IN WITNESS WHEREOF the parties have caused this Business Contract to be executed and delivered by their duly authorized representatives.

[Underlined Space for Signature 1] [Date]
[Name 1][Title]                                 Date

[Underlined Space for Signature 2] [Date]
[Name 1][Title]                                 Date


Any [GREEN] highlighted language is intended to be filled in by the user. Any [YELLOW] highlighted language is considered optional or conditional by the attorney community. Consult with an attorney before using this document. This document is not a substitute for legal advice or services. Refer to our Terms of Use for more details.

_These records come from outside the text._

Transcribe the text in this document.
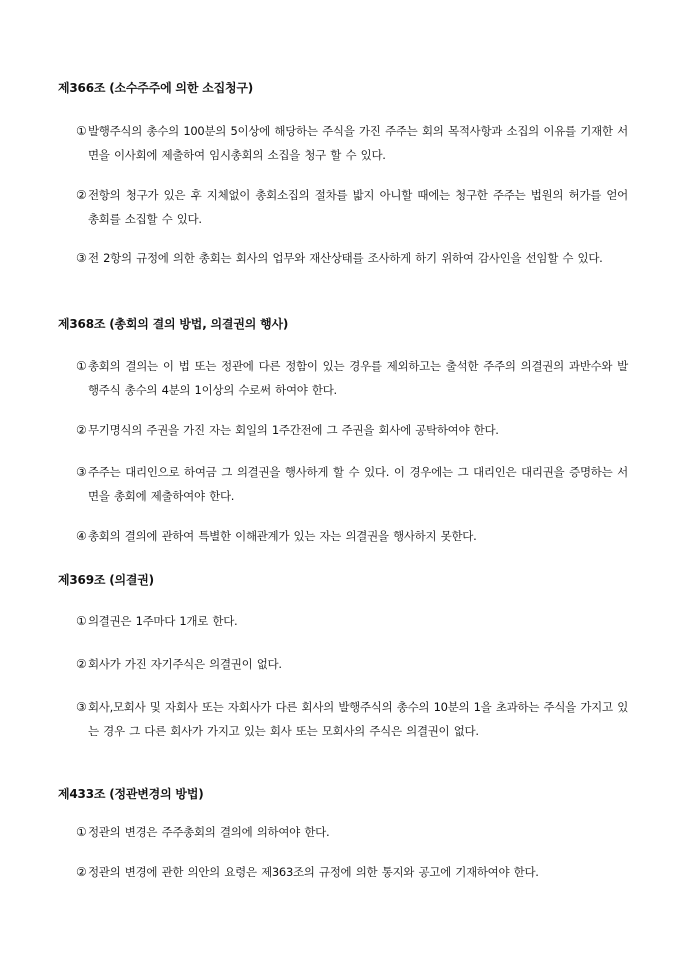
제366조 (소수주주에 의한 소집청구)

① 발행주식의 총수의 100분의 5이상에 해당하는 주식을 가진 주주는 회의 목적사항과 소집의 이유를 기재한 서면을 이사회에 제출하여 임시총회의 소집을 청구 할 수 있다.

② 전항의 청구가 있은 후 지체없이 총회소집의 절차를 밟지 아니할 때에는 청구한 주주는 법원의 허가를 얻어 총회를 소집할 수 있다.

③ 전 2항의 규정에 의한 총회는 회사의 업무와 재산상태를 조사하게 하기 위하여 감사인을 선임할 수 있다.

제368조 (총회의 결의 방법, 의결권의 행사)

① 총회의 결의는 이 법 또는 정관에 다른 정함이 있는 경우를 제외하고는 출석한 주주의 의결권의 과반수와 발행주식 총수의 4분의 1이상의 수로써 하여야 한다.

② 무기명식의 주권을 가진 자는 회일의 1주간전에 그 주권을 회사에 공탁하여야 한다.

③ 주주는 대리인으로 하여금 그 의결권을 행사하게 할 수 있다. 이 경우에는 그 대리인은 대리권을 증명하는 서면을 총회에 제출하여야 한다.

④ 총회의 결의에 관하여 특별한 이해관계가 있는 자는 의결권을 행사하지 못한다.

제369조 (의결권)

① 의결권은 1주마다 1개로 한다.

② 회사가 가진 자기주식은 의결권이 없다.

③ 회사,모회사 및 자회사 또는 자회사가 다른 회사의 발행주식의 총수의 10분의 1을 초과하는 주식을 가지고 있는 경우 그 다른 회사가 가지고 있는 회사 또는 모회사의 주식은 의결권이 없다.

제433조 (정관변경의 방법)

① 정관의 변경은 주주총회의 결의에 의하여야 한다.

② 정관의 변경에 관한 의안의 요령은 제363조의 규정에 의한 통지와 공고에 기재하여야 한다.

This form has been prepared for general informational purposes only. It does not constitute legal advice, advertising, a solicitation, or tax advice. Transmission of this form and the information contained herein is not intended to create, and receipt thereof does not constitute formation of, an attorney-client relationship. You should not rely upon this document or information for any purpose without seeking legal advice from an appropriately licensed attorney, including without limitation to review and provide advice on the terms of this form, the appropriate approvals required in connection with the transactions contemplated by this form, and any securities law and other legal issues contemplated by this form or the transactions contemplated by this form.